On the downside, the book offers little in the way of new material - most of his thoughts are unchanged from the Meditations - and it serves, as ever, as an example of the arbitrary positions a philosopher can get into without adopting a thoroughgoing empiricism in his investigations.

Re: What Philosophy Books are you currently reading?

PostPosted: July 10th, 2011, 10:33 am
by Forest_Dump
I thought it might be worthwhile mentioning and recommending C. Geertz (1973) "The Interpretation of Cultures" since I am rereading it at the moment.

I would consider this to be philosophy since it covers a lot of the topics that come up in PCF from the origin of human cognition and culture, politics, religion and ideology. The book is actually a collection of essays mostly written in the 1960s so granted it is a bit dated but Geertz certainly read and considers the old classics from Aristotle to Freud but also includes a lot more cross-cultural material so he is far less Eurocentric than most of the older guys. Well worth a read still.

Re: What Philosophy Books are you currently reading?

PostPosted: July 10th, 2011, 11:20 am
by BorisOfTerreHaute
Descartes:
who played a huge role in giving us the Scientific Method, but also entrenched in philosophy the falacy of mind/body dualism.
As with all things, you get the bad with the good...

Re: What Philosophy Books are you currently reading?

PostPosted: July 14th, 2011, 10:05 am
by Lomax
This week I read George Orwell's The Road to Wigan Pier. The first half of the book is witty and amusing, and details the conditions of the working class in the 1930s. I always think that the best case for socialism can be made simply by observing the conditions for the working class in times when there were little or no socialist policies; for this reason, the first half of the Road to Wigan Pier makes a good companion to the second half of Marx's Capital (vol.1).

The latter, more controversial half of Orwell's book provides an insight into his autonomous form of socialism and his dissent from popular socialist currents; however, it reads like a long rant, and is as difficult for its poor style (in Orwell's defense, he didn't get time to second-draft the book because he went to fight in a war) as for its challenging content.

Re: What Philosophy Books are you currently reading?

PostPosted: July 31st, 2011, 11:58 pm
by the_stoic
"A course in Miracles" is a thought provoking book.
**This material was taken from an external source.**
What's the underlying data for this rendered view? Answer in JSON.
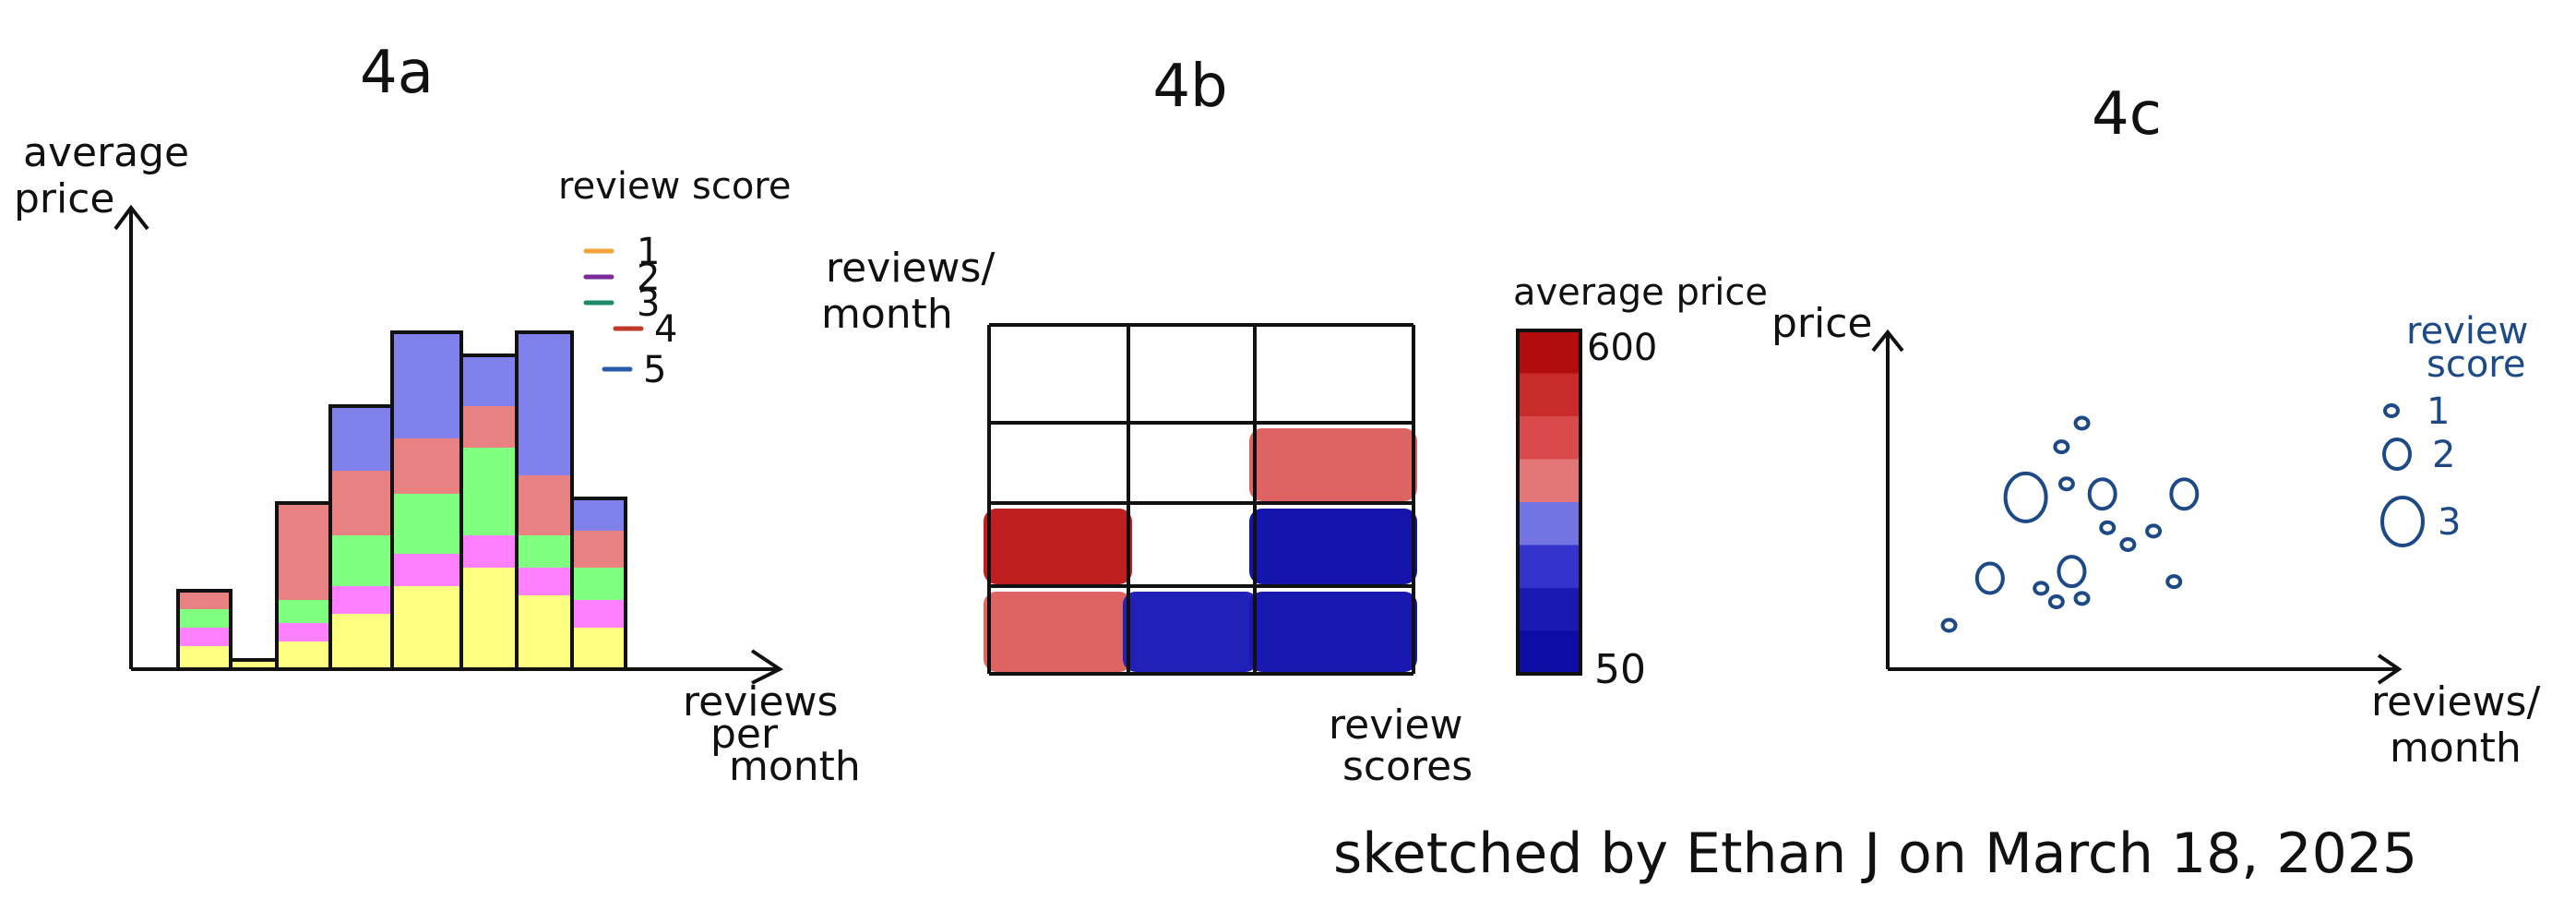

It gives instructions on how to view all things in the present, not the past. It is built to fit with a religious mind, but it's student workbook can make you wonder about your own existence.

Re: What Philosophy Books are you currently reading?

PostPosted: December 26th, 2015, 6:07 pm
by britt_1a
The life you can save by Peter Singer

Focus on ethics, of people have to put on their mind that are obligate to donate to ones that never had the possibilities you're environment gave to you.